Tears pricked my eyes, and I leaned in close to Dorothy, Dot, touching her arm.
“I’m sorry, my dear… I didn’t mean to upset you with the ramblings of an old lady. Pay no mind to me. Now, what was it you were saying about your boyfriend?”
“Oh it’s nothing,” I replied, just as a voice bellowed: “Dinner time!”
“Would you like me to help you to dinner before I leave?” I asked.
“Yes, that would be lovely, Mel,” Dorothy replied, squeezing my hand.

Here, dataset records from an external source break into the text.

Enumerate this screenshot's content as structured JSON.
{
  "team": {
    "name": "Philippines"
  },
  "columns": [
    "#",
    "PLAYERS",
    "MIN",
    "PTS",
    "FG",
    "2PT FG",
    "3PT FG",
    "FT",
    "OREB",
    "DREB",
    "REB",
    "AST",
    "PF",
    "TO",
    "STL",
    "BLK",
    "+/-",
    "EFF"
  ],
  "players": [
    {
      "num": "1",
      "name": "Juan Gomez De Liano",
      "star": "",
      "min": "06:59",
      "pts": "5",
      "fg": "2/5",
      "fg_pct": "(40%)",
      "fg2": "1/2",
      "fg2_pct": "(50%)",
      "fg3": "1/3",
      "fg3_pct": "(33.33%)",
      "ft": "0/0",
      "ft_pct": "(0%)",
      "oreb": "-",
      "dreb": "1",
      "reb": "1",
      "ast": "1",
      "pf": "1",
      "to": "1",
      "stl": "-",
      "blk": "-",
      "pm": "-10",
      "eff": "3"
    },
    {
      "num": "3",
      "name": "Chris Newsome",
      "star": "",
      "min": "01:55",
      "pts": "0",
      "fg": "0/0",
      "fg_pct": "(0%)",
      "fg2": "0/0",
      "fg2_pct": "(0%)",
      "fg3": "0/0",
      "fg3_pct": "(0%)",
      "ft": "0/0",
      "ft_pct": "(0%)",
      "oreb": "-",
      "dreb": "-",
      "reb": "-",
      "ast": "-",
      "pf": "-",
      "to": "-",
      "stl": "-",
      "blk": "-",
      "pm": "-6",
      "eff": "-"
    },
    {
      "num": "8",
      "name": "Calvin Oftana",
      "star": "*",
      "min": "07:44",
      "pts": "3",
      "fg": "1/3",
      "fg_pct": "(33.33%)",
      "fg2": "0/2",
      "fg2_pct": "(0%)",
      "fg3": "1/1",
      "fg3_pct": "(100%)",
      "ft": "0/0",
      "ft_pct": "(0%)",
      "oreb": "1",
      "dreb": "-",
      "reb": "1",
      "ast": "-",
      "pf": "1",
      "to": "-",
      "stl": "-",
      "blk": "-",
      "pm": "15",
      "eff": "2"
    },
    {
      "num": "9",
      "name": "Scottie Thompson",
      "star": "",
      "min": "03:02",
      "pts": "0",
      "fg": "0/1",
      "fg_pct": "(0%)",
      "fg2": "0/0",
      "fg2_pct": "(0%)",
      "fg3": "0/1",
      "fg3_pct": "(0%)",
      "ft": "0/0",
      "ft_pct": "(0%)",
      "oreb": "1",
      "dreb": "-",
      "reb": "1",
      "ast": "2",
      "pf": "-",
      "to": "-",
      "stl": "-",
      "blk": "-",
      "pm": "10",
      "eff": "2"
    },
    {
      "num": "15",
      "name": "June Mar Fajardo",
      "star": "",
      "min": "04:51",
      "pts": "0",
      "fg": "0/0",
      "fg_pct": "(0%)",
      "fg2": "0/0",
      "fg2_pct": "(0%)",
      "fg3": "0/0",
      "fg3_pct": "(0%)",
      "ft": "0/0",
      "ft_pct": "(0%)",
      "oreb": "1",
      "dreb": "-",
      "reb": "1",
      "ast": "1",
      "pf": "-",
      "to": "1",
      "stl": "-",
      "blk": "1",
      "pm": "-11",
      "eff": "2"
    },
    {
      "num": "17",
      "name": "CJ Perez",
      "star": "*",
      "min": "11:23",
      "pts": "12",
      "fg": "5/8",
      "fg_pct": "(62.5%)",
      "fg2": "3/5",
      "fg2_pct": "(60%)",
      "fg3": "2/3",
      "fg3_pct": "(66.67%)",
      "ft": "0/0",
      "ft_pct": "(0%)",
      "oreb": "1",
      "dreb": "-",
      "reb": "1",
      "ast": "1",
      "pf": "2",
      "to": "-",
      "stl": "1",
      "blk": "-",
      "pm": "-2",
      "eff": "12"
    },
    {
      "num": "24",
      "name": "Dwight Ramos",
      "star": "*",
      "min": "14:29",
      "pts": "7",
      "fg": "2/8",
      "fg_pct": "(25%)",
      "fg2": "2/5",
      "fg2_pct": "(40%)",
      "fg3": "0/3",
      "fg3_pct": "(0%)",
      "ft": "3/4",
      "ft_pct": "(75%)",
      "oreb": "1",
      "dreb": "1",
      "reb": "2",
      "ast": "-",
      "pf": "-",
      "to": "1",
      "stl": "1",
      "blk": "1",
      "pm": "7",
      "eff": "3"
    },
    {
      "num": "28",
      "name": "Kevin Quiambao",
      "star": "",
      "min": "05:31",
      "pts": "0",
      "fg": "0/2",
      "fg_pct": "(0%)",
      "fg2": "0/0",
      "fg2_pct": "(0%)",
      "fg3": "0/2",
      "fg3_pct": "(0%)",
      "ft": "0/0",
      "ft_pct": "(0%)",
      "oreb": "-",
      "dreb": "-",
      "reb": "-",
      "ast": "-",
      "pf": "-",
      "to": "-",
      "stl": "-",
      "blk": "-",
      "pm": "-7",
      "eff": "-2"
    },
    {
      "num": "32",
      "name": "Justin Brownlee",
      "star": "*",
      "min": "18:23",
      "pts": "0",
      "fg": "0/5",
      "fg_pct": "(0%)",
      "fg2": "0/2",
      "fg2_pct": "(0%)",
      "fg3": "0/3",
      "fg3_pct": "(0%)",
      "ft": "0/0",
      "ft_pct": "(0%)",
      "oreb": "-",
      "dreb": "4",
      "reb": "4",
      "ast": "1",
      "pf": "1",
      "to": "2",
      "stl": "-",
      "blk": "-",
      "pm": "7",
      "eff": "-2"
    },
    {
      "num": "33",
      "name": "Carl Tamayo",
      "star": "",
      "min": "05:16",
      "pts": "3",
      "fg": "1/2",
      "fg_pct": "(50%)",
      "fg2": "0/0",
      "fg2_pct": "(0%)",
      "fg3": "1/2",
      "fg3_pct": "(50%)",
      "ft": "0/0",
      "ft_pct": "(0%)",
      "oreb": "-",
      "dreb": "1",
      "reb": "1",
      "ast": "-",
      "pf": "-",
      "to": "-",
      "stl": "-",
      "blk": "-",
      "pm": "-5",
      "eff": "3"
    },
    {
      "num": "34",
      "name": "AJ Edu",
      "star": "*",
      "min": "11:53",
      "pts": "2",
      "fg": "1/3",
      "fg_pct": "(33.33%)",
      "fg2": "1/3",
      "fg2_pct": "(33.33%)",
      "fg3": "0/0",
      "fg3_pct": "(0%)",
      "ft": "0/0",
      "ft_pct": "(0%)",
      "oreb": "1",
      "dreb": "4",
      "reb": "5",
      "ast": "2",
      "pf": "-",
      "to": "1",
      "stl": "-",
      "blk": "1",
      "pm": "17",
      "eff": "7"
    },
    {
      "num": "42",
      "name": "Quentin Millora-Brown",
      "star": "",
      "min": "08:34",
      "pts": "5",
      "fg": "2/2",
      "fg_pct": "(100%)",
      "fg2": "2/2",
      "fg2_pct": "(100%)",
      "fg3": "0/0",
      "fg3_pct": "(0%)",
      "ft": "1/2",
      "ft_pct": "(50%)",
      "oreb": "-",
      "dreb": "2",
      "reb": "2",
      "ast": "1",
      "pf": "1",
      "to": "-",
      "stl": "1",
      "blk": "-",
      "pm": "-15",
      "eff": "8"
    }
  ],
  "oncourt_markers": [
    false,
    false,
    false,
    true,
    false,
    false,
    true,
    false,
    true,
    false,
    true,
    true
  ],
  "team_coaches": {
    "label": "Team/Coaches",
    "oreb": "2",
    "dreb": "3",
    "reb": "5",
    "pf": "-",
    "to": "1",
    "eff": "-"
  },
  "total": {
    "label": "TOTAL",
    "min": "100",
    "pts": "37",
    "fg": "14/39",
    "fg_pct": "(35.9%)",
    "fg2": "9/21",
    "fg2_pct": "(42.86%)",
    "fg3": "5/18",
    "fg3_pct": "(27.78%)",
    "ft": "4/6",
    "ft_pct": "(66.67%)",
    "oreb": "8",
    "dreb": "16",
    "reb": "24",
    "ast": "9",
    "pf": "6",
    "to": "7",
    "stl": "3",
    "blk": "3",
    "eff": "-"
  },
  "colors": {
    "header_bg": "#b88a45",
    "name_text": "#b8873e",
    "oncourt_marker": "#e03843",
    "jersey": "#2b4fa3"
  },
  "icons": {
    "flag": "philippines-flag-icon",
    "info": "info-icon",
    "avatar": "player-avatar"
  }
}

I stood up, gently pulled her to her feet, and cradled her arm in mine. Slowly, we made our way down the corridor to her designated seat in the dining room. Lowering her into her chair, I leaned in to say goodbye.
“See you next week, Dorothy,” I said.
“Same time, same place,” she replied, a glint in her eye. It was her stock response at the end of every visit.
I smiled playfully, as I always did. “Don’t worry, Dot,” I said. “I won’t forget.”